An oil change and a marketing tune up
First, let’s get one thing straight: McDonald’s is not a fast food joint. It’s a “quick service restaurant” (QSR). That’s according to the press release McDonald’s distributed last week to announce they would begin using a new oil to deep fry French fries, filet-o-fish sandwiches, chicken McNuggets, etc. The “oil change” will be phased in between October 2002, and February 2003, and will reduce trans-fatty acids by 48%, and saturated fat by 16%. Meanwhile, polyunsaturated fat will get a 167% boost.
McDonald’s claims that, “While the total fat content in the fries remains unchanged, health experts agree that reducing TFAs and saturates while increasing polyunsaturates is beneficial to heart health.” That’s sort of like saying, if you reduce your ice cream intake from 5 gallons per week to 2.5 gallons, it’s beneficial to your health. Statistically it would probably be true, but it certainly wouldn’t be time to go around bragging about your new “healthy” reduced ice cream diet.
The four words that jump out from the McDonald’s comment above are the last four – the four they want to leave you with: “beneficial to heart health.” That’s the central idea this “new oil” campaign would most like to plant in the minds of consumers. “Let’s go to McDonald’s – I heard their fries are beneficial to heart health!”
In fact, health experts do agree that reducing TFAs is beneficial to heart health. But reducing it by half barely even begins to benefit your heart.
In an e-Alert I sent you last month (“The New Big Oil” 8/20/02) I told you about a report submitted in July by a National Academy of Sciences panel that attempted to set a safe intake level for trans-fatty acids. The report confirmed previous findings about the relationship of trans-fatty acids and the risk of heart disease, and concluded with a recommendation that cannot be misinterpreted, no matter how you spin the details or rework the words of “health experts.” The panel’s conclusion: “the only safe intake of trans-fat is zero.”
And if that comment doesn’t slam the door on the “deep-fried” question, consider the announcement made this past spring by researchers at Stockholm University who studied the effects of high-heat cooking on carbohydrate-rich foods (see the e-Alert “Feeling the Heat” 6/6/02).

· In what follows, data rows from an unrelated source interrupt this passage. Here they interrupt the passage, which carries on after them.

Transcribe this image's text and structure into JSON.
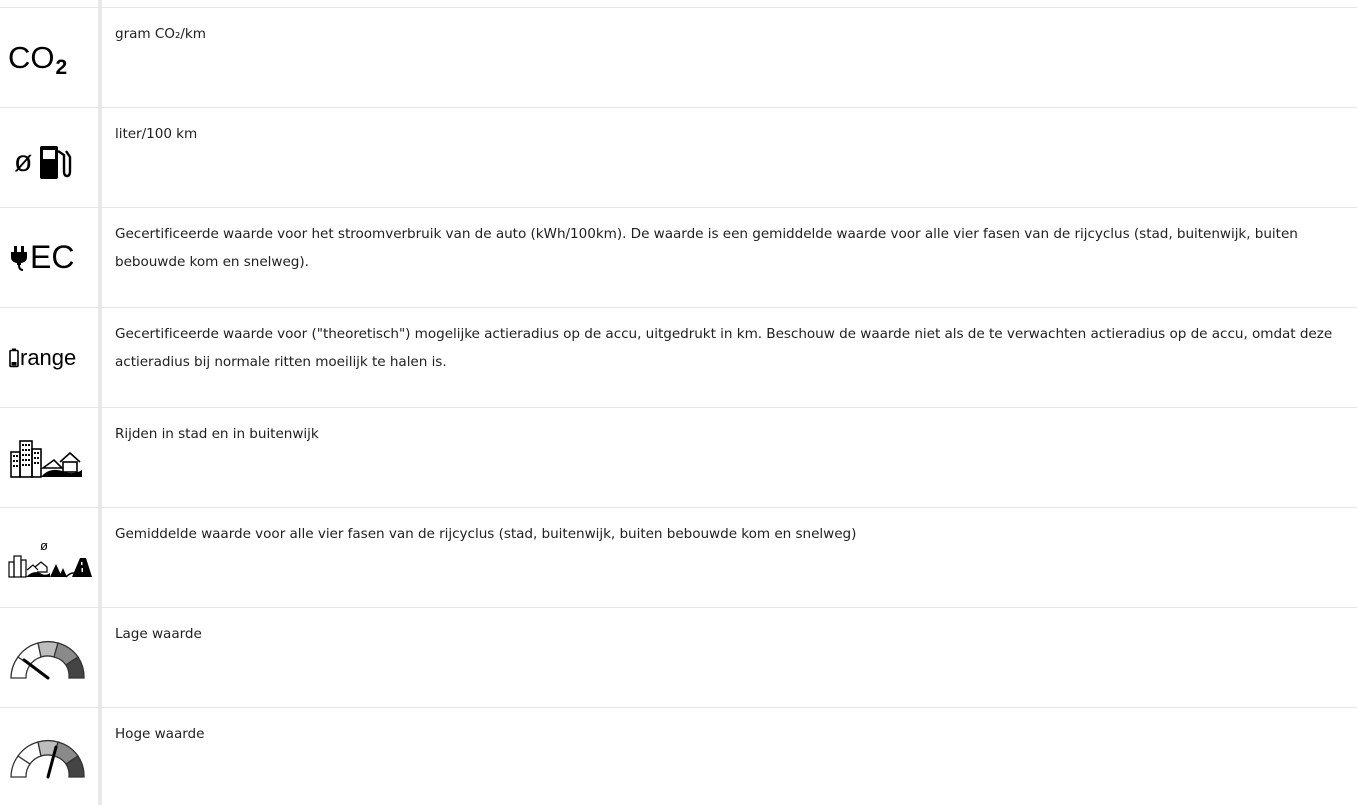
{
  "rows": [
    {
      "icon": "co2-icon",
      "icon_text": "CO",
      "icon_sub": "2",
      "text": "gram CO₂/km"
    },
    {
      "icon": "fuel-consumption-icon",
      "icon_text": "ø",
      "text": "liter/100 km"
    },
    {
      "icon": "energy-consumption-icon",
      "icon_text": "EC",
      "text": "Gecertificeerde waarde voor het stroomverbruik van de auto (kWh/100km). De waarde is een gemiddelde waarde voor alle vier fasen van de rijcyclus (stad, buitenwijk, buiten bebouwde kom en snelweg)."
    },
    {
      "icon": "battery-range-icon",
      "icon_text": "range",
      "text": "Gecertificeerde waarde voor (\"theoretisch\") mogelijke actieradius op de accu, uitgedrukt in km. Beschouw de waarde niet als de te verwachten actieradius op de accu, omdat deze actieradius bij normale ritten moeilijk te halen is."
    },
    {
      "icon": "city-suburb-icon",
      "text": "Rijden in stad en in buitenwijk"
    },
    {
      "icon": "all-phases-average-icon",
      "icon_text": "ø",
      "text": "Gemiddelde waarde voor alle vier fasen van de rijcyclus (stad, buitenwijk, buiten bebouwde kom en snelweg)"
    },
    {
      "icon": "low-value-gauge-icon",
      "text": "Lage waarde"
    },
    {
      "icon": "high-value-gauge-icon",
      "text": "Hoge waarde"
    }
  ],
  "colors": {
    "divider": "#e6e6e6",
    "icon": "#000000",
    "gauge_light": "#bdbdbd",
    "gauge_mid": "#8a8a8a",
    "gauge_dark": "#444444"
  }
}
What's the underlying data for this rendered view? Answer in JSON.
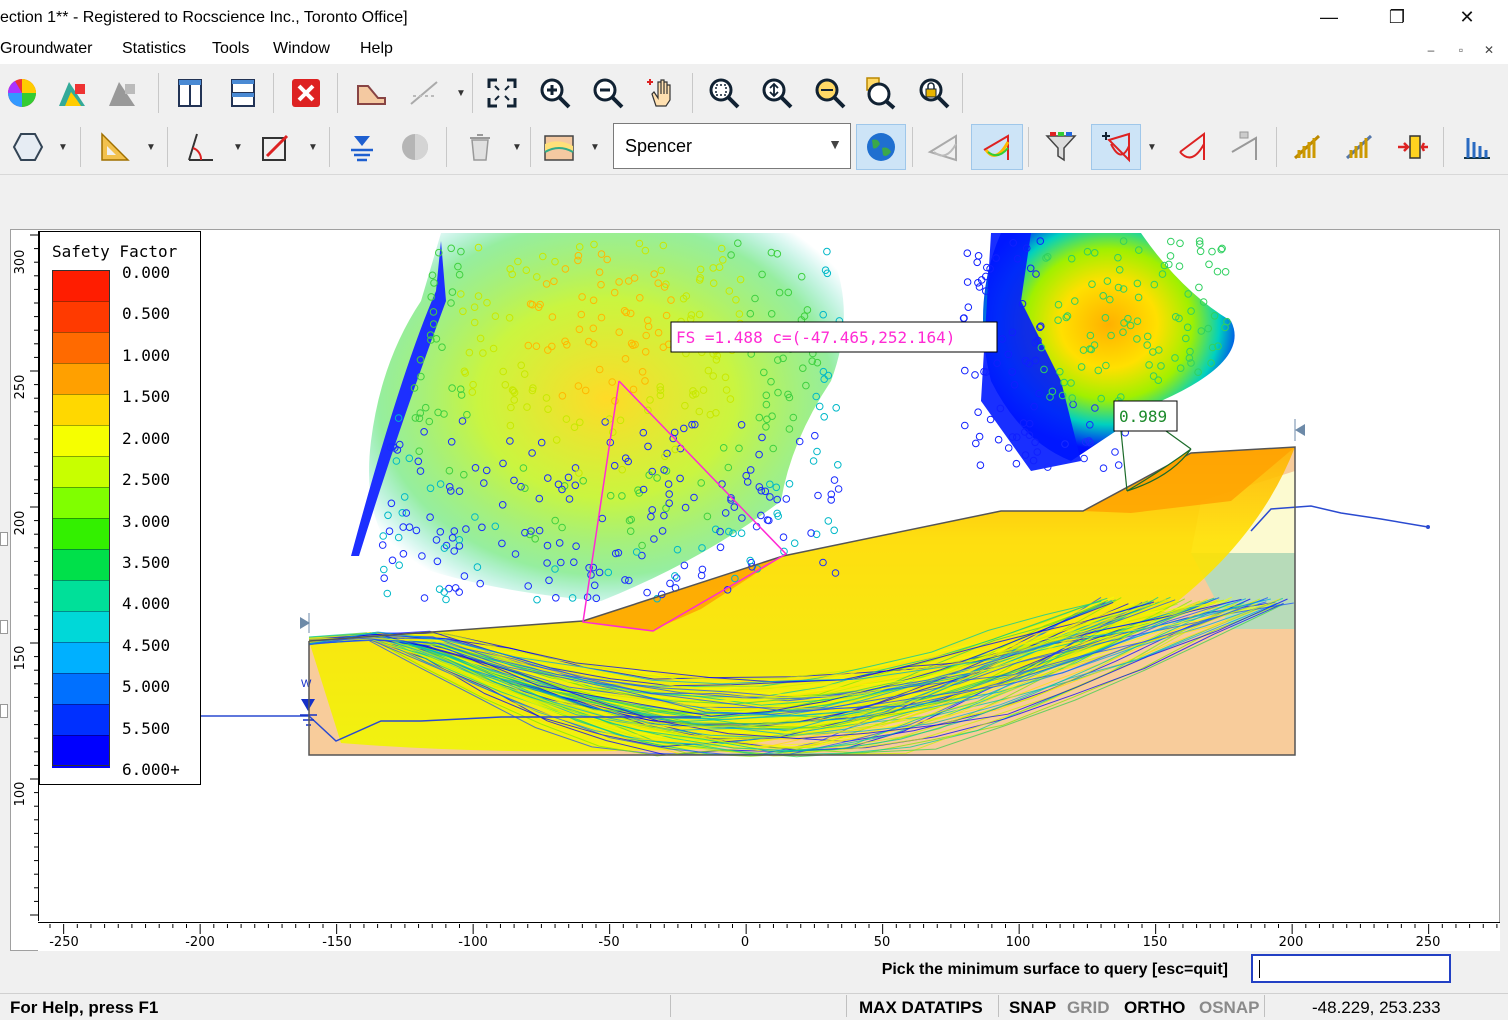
{
  "window": {
    "title": "ection 1** - Registered to Rocscience Inc., Toronto Office]",
    "controls": {
      "minimize": "—",
      "restore": "❐",
      "close": "✕"
    }
  },
  "menu": [
    "Groundwater",
    "Statistics",
    "Tools",
    "Window",
    "Help"
  ],
  "mdi_controls": {
    "minimize": "–",
    "restore": "▫",
    "close": "✕"
  },
  "toolbar": {
    "method": "Spencer"
  },
  "legend": {
    "title": "Safety Factor",
    "values": [
      "0.000",
      "0.500",
      "1.000",
      "1.500",
      "2.000",
      "2.500",
      "3.000",
      "3.500",
      "4.000",
      "4.500",
      "5.000",
      "5.500",
      "6.000+"
    ],
    "colors": [
      "#ff1d00",
      "#ff3a00",
      "#ff6a00",
      "#ffa000",
      "#ffd800",
      "#f6ff00",
      "#c8ff00",
      "#80ff00",
      "#33f000",
      "#00e04a",
      "#00e099",
      "#00d8d8",
      "#00b0ff",
      "#0070ff",
      "#0030ff",
      "#0000ff"
    ]
  },
  "plot": {
    "annotations": {
      "global_min_label": "FS =1.488 c=(-47.465,252.164)",
      "queried_min_label": "0.989"
    },
    "x_axis": {
      "ticks": [
        "-250",
        "-200",
        "-150",
        "-100",
        "-50",
        "0",
        "50",
        "100",
        "150",
        "200",
        "250"
      ]
    },
    "y_axis": {
      "ticks": [
        "300",
        "250",
        "200",
        "150",
        "100"
      ]
    },
    "water_marker": "W"
  },
  "prompt": {
    "text": "Pick the minimum surface to query [esc=quit]"
  },
  "statusbar": {
    "help": "For Help, press F1",
    "max_datatips": "MAX DATATIPS",
    "snap": "SNAP",
    "grid": "GRID",
    "ortho": "ORTHO",
    "osnap": "OSNAP",
    "coords": "-48.229,  253.233"
  }
}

Among their unsettling conclusions, the Stockholm team found that deep-frying of potato products causes a spontaneous creation of acrylamide, a compound that the International Agency for Research on Cancer and the U.S. government both classify as “probably carcinogenic to humans.”
“A majority of nutrition professionals have maintained that McDonald’s food can be a part of a healthy diet based on the sound nutrition principles of balance, variety and moderation.”

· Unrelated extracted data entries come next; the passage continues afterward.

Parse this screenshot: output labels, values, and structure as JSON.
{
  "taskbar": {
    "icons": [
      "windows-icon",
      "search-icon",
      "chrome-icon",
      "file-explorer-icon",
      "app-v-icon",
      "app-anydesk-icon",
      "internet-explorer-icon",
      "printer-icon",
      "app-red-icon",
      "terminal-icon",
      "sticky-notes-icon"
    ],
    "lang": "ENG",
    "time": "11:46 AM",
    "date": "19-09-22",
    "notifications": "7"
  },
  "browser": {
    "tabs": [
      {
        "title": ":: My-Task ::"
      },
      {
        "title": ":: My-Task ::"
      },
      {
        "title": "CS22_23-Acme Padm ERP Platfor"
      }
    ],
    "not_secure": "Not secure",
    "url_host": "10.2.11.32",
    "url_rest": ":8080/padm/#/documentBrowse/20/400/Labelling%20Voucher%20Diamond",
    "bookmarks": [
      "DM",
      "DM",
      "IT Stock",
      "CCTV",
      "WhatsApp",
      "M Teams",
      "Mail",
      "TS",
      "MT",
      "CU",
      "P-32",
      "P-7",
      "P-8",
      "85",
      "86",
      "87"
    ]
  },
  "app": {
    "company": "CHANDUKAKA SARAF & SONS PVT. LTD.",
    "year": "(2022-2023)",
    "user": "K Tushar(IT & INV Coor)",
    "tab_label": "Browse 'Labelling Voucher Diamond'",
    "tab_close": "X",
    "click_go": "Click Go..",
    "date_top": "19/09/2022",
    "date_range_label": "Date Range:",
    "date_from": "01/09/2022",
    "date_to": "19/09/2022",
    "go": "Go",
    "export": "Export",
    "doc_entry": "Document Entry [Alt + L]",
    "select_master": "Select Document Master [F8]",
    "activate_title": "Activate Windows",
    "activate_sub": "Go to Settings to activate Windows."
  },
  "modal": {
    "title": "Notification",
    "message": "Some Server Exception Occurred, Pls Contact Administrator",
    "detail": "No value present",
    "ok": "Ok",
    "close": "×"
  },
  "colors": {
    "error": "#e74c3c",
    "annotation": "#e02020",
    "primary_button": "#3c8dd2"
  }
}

Unless Ms. Rusniak is counting every single McDonald’s employee (in more than 30,000 restaurants world wide) as “nutrition professionals,” there’s no way that a majority of genuine nutrition professionals could possibly maintain any of that baloney.

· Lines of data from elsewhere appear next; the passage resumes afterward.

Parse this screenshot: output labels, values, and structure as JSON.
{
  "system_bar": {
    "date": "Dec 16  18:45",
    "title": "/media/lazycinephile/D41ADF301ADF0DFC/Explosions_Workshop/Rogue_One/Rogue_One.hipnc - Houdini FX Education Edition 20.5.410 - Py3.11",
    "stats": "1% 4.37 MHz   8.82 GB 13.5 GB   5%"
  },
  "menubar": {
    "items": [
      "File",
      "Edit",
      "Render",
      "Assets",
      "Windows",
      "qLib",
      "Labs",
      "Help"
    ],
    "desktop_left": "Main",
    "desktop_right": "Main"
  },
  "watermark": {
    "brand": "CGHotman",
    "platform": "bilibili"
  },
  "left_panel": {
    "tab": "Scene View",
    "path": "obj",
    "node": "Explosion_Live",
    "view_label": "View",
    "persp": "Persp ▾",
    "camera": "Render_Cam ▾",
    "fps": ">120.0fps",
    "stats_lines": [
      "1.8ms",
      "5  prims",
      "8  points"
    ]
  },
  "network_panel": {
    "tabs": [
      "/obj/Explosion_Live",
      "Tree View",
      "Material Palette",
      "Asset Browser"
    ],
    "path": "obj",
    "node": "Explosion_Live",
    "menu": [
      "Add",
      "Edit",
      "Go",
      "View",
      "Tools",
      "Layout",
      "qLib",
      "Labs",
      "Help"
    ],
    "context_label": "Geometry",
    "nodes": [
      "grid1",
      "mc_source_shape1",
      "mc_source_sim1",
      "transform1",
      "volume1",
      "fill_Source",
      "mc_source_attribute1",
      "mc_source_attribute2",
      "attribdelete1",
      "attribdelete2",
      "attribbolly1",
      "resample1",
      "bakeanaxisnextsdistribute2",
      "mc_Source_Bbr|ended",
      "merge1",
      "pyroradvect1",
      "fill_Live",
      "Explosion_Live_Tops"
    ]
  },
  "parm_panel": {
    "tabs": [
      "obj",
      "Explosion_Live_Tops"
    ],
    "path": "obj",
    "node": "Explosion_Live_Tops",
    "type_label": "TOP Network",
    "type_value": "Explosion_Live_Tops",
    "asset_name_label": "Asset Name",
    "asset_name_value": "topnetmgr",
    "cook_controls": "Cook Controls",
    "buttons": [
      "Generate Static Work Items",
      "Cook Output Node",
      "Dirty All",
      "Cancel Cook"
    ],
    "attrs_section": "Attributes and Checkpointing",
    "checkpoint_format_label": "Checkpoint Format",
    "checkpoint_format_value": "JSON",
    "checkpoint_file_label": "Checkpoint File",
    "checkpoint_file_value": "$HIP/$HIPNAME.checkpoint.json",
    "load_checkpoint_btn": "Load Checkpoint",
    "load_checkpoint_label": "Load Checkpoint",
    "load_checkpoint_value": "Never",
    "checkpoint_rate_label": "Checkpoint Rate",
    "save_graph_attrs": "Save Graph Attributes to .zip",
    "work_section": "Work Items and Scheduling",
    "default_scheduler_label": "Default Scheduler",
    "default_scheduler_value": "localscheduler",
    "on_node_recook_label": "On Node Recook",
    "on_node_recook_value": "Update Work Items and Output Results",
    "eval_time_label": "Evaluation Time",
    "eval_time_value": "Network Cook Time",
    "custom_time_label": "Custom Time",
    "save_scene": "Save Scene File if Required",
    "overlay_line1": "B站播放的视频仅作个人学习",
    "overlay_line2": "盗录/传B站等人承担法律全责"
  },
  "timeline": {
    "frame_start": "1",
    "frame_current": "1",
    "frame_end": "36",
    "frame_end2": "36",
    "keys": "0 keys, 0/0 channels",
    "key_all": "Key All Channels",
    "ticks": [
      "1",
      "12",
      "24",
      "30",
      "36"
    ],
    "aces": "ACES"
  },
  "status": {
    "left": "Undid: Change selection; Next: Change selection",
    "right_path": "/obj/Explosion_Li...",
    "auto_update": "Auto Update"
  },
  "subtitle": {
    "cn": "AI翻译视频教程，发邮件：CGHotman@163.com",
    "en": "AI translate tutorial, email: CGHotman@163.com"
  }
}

But for a moment let’s give Ms. Rusniak and McDonald’s the benefit of the doubt. After all, they have gone to the trouble of making the transition to a lower trans-fat cooking oil. They’re at least TRYING to make their fried foods healthier, right? Unfortunately we can’t answer that one yet because McDonald’s still hasn’t revealed the specifics about their new oil. They’ve cut the trans-fat by half, but at what cost? History has shown that when you tinker with the chemistry of cooking oils you inevitably come up with both plusses and minuses. So right now we can only wonder if this new oil might begin creating health problems that won’t come to light until another 3 billion customers are served.